Morris Dennis and Robert Devoe have been placed under arrest on the charge of stealing brass from the Ann Arbor railroad. Devoe was bound over to circuit court this morning, under $60 bail, and Dennis is to appear again before the court today. Dennis gave his age as 17, and Devoe says he is 16.

The Owosso Press-Press Aug. 5, 1925


Nine cars of a freight train on the Ann Arbor were derailed at 1:30 this morning, two miles north of Harietta station, which is 138 miles north of Owosso. The wrecking crew from Owosso went to the scene of the accident, the cause of which can not be determined until the road is cleared of the wreckage. No one was injured, it is reported. Passenger traffic on the Cadillac – Frankfort division is detoured over the Pere Marquette from Thompsonville to Cadillac. Traffic on the southern end of the line is not affected. It is expected that the road will again be cleared, ready for any necessary repairs to the track, before night today.

The Owosso Argus-Press Aug. 7, 1925

John Thorton, a boiler maker at the Ann Arbor shops,was taken to Memorial hospital Thursday afternoon, when his eye was injured by the blast from an air hose that parted while in use. The injury is not serious, it was stated, though painful.

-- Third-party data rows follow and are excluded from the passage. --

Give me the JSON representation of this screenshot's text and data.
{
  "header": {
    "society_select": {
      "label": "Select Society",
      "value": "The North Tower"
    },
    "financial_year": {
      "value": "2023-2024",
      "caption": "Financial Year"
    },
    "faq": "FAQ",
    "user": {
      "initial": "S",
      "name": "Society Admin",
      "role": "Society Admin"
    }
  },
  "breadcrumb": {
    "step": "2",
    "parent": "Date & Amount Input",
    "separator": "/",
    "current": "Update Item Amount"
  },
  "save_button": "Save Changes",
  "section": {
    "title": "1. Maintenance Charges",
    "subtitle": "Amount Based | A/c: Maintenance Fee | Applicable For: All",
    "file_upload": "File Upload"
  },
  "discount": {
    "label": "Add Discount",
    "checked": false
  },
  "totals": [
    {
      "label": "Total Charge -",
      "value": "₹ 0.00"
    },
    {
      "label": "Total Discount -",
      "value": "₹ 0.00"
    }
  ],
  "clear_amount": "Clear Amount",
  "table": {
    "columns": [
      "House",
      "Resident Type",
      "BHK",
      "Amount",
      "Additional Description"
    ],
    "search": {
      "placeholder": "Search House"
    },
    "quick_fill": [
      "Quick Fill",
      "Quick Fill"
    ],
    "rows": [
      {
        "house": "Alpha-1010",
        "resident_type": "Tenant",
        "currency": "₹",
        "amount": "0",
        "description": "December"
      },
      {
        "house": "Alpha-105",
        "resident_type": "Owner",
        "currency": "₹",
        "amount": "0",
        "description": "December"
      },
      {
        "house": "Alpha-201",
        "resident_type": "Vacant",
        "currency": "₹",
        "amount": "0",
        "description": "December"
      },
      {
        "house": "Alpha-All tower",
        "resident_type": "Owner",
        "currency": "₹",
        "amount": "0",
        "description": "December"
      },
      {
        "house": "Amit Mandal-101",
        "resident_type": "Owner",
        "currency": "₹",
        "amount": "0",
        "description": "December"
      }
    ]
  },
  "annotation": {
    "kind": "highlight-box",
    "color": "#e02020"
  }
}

The Owosso Argus-Press Nov. 17, 1925

Ann Arbor Railroad Defendant in Suit Brought by Fred Rowley

Corunna, Nov. 17 – Fred Rowley, who was injured when a section crew's motor car upon which he was riding left the tracks just north of Ann Arbor on August 24, 1925, has started suit against the Ann Arbor railroad for $25,000, alleging that he has been permanently crippled. Suit was filed for Rowley by Daniel Cronin, Detroit attorney.

Rowley charges the road with employing an operator for the car who was not of legal age, one Harold Cleavinger, and further claims that the motor car was not in proper mechanical condition for operation. He says in his declaration that his spine was injured, his skull fractured, his faced lacerated to such an extent that it is now badly scarred, and his knees injured. He was 50 years of age, strong and healthy at the time of the accident, says Rowley in his declaration, but is now permanently injured, he says.

The Toledo News-Bee Nov. 11, 1925

Ohio State's football squad of about 35 men will spend next Friday in this city. The party will come up from Columbus on Friday afternoon and will remain over night at the Secor Hotel.

The journey to Ann Arbor will be resumed on Saturday morning. It is the plan of Manager Jimmy Michos of the Secor to organize a party for the Ohio State followers on their way to Ann Arbor on Friday night and a second one on Saturday evening for those returning to Columbus.

Joe O'Brien of the Ann Arbor informs us that his road will have another special for the Michigan game on Saturday. The train, made up of Pullmans and coaches, will leave here at 12:15 Toledo time and arrive at Ferry Field at 12:45 central time, one hour and 15 minutes before the start of the game.

The Ann Arbor special for the Michigan-Navy game made the running time, both going and returning, in one hour and 15 minutes.